The trove of data also included 80,000 bank account numbers, all of them for secured credit card customers.
Such credit cards are typically held by consumers with low credit scores or no credit history at all. That means many of those 80,000 customers could have a hard time recovering from an identity theft if their exposed data is used for ill.
It's not yet clear if anyone's identity was stolen as a result of the Capital One breach. The company said the vulnerability that allowed the hack, which occurred in March, has been fixed and that it's "unlikely that the information was used for fraud or disseminated." Capital One said it's still investigating.
What this means for secured credit card customers
Secured credit cards are intended to help people build or rebuild credit: They're offered to people with FICO scores in the mid-600s and below who likely have no other credit options. Banks require card holders to deposit cash equal to some or all of the card's credit limit before they can start spending.
Many of the consumers who opt for a secured credit card are fresh off a personal crisis, such as a medical emergency, divorce or sudden unemployment that hammered their credit score, said Beverly Harzog, a credit card expert and analyst at US News & World Report. Immigrants and young Americans who do not have a credit history also may use the cards as a starting point. And people who ruined their credit scores with reckless spending may use a secured card to help them get back on track.
In short, the typical secured credit card customer is someone who is "very sincerely trying to understand" how to improve their financial standing, said Harzog.
But that hard work could go up in smoke for the 80,000 Capital One secure credit card customers whose information was exposed during the breach.
If their data gets into the wrong hands, a fraudster could drain the victim's checking or savings account. Fortunately, according to CyberScout founder Adam Levin, most banks will restore stolen funds to victims' accounts within 10 days. But for a severely cash-strapped person, 10 days could still cause a major disruption if bills are due or the fridge is near empty.
And it could get worse: The Social Security numbers of Capital One secured card holders may also have been exposed in the breach, and identity theft can destroy a credit score.
Criminals need only a Social Security number and a few other key bits of personal information to cause serious damage. They can rack up medical bills under someone else's name, open new credit card accounts and never pay the bills, or even take out a second mortgage on a victim's home.

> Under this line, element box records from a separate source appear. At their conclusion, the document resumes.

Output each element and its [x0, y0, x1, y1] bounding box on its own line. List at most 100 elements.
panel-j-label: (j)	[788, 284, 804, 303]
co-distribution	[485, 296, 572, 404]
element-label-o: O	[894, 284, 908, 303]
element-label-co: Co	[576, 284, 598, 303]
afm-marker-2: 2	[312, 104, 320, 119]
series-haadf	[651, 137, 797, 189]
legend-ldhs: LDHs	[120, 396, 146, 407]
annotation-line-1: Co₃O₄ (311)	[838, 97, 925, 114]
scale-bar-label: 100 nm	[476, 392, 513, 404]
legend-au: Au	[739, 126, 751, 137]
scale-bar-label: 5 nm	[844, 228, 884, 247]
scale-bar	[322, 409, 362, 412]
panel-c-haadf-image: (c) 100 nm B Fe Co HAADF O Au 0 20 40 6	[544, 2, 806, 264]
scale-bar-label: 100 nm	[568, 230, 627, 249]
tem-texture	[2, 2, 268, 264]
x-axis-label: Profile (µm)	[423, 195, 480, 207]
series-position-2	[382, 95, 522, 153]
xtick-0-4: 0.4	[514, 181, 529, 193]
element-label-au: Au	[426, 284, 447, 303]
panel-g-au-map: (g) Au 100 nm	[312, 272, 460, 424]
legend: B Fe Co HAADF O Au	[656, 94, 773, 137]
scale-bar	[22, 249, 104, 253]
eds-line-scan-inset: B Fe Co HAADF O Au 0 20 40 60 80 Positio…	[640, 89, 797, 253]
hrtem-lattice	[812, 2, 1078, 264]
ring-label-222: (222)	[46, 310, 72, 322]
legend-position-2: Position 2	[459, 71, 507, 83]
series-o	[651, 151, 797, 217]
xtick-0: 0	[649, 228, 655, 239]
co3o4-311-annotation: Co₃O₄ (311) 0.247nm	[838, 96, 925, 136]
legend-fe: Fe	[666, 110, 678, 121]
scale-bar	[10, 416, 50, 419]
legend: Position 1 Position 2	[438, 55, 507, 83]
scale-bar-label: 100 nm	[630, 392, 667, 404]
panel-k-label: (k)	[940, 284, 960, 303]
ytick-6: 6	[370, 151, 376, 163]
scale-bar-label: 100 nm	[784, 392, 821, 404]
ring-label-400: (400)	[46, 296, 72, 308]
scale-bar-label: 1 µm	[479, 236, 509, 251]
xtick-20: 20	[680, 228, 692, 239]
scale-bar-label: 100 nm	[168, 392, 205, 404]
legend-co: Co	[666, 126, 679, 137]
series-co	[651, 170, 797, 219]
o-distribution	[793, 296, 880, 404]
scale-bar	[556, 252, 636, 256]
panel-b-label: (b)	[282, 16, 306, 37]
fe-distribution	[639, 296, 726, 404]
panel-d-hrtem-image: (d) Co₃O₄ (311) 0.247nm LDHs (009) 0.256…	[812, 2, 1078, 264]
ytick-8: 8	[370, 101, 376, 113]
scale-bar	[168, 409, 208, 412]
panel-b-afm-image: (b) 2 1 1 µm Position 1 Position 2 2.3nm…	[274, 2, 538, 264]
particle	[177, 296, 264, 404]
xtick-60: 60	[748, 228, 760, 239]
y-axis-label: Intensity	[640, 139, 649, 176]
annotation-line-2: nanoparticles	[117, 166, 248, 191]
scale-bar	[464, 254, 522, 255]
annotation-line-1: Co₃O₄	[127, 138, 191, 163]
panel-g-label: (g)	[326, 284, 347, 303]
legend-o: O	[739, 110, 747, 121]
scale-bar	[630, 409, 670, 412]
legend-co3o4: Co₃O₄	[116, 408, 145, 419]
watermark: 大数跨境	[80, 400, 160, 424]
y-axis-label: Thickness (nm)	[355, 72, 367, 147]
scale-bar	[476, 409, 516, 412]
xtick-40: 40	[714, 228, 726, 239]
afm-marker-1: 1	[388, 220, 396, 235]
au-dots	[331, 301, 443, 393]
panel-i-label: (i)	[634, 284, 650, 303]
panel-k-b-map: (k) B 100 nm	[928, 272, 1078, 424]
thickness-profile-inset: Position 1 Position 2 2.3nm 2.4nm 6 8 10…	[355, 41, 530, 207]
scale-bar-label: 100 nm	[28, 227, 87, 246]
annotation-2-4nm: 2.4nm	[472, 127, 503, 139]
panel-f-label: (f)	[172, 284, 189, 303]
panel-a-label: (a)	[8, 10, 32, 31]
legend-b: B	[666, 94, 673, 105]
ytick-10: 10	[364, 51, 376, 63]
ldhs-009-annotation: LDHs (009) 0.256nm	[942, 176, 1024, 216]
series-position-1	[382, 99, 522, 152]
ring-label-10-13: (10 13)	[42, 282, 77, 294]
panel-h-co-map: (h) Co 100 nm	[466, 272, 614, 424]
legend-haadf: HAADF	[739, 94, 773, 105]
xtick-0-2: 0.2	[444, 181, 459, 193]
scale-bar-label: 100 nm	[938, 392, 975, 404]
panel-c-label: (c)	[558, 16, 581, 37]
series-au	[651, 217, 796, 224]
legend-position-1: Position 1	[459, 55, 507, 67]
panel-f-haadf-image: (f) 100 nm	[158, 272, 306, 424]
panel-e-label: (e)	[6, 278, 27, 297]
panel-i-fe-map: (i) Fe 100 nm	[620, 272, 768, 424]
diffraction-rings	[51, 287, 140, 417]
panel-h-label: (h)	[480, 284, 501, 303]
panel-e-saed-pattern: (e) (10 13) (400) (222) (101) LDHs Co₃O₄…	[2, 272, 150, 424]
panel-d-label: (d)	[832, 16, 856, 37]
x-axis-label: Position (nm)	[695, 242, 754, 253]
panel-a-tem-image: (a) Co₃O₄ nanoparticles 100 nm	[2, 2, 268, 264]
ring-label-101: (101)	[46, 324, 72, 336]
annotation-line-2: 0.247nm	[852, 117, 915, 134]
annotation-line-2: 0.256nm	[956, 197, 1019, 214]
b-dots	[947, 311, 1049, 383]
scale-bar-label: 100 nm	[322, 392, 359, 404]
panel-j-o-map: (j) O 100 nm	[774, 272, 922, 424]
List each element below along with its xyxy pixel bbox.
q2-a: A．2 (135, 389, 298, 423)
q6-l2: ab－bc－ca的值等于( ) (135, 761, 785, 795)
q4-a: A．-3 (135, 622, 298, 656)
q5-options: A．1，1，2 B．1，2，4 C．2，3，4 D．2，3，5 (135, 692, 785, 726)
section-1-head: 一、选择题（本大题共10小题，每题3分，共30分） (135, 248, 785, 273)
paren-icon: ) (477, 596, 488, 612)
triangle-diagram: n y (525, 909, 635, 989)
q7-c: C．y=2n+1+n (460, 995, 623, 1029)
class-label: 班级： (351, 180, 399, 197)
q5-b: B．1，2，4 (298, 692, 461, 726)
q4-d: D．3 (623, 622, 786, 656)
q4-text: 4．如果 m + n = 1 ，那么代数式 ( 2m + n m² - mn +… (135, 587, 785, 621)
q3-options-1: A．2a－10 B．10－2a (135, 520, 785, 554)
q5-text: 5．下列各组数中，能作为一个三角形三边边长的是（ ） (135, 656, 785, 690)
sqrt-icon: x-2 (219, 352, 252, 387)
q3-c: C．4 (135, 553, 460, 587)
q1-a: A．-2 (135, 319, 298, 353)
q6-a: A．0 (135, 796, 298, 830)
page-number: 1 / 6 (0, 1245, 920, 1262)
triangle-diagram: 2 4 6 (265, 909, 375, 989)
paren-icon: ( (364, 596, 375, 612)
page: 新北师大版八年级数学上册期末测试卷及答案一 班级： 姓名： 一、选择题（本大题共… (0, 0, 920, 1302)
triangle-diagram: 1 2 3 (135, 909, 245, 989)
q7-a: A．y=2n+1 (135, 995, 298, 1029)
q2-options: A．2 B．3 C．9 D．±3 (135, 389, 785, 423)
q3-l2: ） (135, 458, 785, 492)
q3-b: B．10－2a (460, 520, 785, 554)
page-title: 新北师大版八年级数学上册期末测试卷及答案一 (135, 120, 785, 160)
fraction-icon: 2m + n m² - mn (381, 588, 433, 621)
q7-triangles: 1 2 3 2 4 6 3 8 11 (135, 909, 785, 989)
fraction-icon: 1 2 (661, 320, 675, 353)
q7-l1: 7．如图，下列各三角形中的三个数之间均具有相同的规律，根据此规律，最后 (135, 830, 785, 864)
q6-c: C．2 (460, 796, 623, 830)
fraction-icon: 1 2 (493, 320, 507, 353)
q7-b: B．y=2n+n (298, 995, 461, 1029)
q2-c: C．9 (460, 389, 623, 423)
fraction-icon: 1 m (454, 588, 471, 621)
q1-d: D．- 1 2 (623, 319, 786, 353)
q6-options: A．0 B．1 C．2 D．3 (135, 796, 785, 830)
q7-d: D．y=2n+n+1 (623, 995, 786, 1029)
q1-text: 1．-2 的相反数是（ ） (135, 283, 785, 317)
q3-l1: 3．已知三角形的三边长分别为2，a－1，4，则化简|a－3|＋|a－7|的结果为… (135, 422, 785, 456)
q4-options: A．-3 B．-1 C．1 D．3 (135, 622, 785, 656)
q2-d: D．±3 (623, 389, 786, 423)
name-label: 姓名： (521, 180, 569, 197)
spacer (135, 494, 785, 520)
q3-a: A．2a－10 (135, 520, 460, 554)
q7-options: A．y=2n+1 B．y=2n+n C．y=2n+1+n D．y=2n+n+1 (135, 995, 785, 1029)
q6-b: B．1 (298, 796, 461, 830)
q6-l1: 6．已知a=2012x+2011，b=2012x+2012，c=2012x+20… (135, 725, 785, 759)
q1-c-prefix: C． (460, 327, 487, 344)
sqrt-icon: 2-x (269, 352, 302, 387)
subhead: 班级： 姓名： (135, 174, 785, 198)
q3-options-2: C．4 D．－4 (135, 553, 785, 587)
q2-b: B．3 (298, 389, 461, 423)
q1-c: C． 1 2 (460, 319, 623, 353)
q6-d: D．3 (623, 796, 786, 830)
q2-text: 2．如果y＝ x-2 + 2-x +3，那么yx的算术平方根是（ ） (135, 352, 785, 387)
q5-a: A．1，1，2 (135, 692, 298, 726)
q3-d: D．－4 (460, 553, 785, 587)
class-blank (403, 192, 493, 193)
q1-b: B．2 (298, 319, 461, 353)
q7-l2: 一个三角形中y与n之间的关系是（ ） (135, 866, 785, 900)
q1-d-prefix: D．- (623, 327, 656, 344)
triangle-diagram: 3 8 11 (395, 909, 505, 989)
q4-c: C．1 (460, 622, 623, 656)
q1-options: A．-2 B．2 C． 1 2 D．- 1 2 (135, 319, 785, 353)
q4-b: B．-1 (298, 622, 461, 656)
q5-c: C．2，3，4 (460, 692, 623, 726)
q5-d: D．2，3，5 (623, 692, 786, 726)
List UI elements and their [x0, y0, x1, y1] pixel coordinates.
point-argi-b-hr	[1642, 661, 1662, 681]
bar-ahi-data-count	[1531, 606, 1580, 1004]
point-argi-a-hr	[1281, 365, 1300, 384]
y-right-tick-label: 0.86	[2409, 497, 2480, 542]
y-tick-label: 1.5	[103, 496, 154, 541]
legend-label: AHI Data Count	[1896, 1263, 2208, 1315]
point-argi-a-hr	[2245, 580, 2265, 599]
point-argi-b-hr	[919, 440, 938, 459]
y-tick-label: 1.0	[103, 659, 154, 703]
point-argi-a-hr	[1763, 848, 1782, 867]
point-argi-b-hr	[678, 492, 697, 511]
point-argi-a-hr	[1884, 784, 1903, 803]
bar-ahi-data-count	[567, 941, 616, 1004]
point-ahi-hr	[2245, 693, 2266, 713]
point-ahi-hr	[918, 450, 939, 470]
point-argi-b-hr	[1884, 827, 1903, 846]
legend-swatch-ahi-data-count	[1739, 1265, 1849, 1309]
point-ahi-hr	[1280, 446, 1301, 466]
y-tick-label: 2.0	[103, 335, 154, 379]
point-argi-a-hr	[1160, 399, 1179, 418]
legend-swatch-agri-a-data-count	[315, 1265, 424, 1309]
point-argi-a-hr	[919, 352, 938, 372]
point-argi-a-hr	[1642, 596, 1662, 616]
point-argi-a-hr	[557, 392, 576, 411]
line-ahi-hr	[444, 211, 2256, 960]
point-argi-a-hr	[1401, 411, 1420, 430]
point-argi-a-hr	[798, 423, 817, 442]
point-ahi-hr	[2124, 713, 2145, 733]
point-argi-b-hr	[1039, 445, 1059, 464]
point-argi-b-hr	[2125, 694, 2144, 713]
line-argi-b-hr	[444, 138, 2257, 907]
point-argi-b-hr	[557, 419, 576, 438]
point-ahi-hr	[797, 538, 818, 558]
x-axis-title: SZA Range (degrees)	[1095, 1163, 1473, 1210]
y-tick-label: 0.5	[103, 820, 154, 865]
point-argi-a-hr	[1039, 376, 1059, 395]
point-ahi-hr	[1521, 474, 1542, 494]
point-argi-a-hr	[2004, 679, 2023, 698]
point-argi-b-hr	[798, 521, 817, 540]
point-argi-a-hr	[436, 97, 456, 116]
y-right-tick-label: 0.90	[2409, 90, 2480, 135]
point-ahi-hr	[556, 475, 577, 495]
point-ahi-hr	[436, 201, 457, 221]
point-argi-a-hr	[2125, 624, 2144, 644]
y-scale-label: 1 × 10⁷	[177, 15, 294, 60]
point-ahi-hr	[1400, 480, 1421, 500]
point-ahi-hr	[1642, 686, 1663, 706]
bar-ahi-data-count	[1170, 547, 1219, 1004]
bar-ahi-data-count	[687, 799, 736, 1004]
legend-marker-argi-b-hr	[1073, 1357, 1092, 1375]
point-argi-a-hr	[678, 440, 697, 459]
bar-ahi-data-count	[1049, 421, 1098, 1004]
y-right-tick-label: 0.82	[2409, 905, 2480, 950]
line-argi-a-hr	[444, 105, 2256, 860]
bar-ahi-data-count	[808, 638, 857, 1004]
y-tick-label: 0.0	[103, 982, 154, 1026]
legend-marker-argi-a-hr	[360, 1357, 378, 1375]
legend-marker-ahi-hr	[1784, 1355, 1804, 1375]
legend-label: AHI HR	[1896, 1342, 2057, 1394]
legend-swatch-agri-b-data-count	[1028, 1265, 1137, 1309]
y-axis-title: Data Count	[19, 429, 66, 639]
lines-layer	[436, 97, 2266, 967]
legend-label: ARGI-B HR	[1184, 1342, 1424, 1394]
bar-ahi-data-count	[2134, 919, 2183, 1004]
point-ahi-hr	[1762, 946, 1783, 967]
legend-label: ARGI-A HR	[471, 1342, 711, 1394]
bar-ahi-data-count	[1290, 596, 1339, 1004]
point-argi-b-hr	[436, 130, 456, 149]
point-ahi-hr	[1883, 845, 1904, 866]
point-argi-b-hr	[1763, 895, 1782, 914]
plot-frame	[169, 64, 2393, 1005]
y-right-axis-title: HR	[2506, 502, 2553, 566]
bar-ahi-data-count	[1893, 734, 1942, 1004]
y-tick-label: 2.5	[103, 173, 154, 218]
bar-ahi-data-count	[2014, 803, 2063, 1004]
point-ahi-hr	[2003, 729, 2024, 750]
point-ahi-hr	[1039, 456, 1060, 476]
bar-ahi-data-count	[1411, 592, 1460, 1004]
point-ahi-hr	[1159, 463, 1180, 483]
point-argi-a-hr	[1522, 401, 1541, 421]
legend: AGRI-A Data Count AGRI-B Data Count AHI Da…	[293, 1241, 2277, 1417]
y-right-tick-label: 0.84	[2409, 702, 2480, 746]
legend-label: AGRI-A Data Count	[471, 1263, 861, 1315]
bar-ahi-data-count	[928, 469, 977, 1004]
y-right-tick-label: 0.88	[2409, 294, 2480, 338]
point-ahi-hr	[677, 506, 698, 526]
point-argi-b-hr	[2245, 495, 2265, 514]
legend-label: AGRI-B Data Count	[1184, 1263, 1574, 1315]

Setting the record straight after an identity theft can "become almost a full-time task for an extended period of time," Levin said.
Harzog, the credit card expert, said it's particularly important for secured credit card customers to take Capital One up on its offer to give free credit monitoring and identity protection. Experts also recommend affected people keep a close eye on their credit reports for any unexplained activity, watch their bank statements for any unfamiliar expenses, and even freeze their credit to stave off fraudsters.
And, Levin warned, if it seems like a fraudster would be less likely to impersonate someone with a bad credit score — think again.
"To a hacker you are Kim and Kanye, because you've got what they want: data," he said.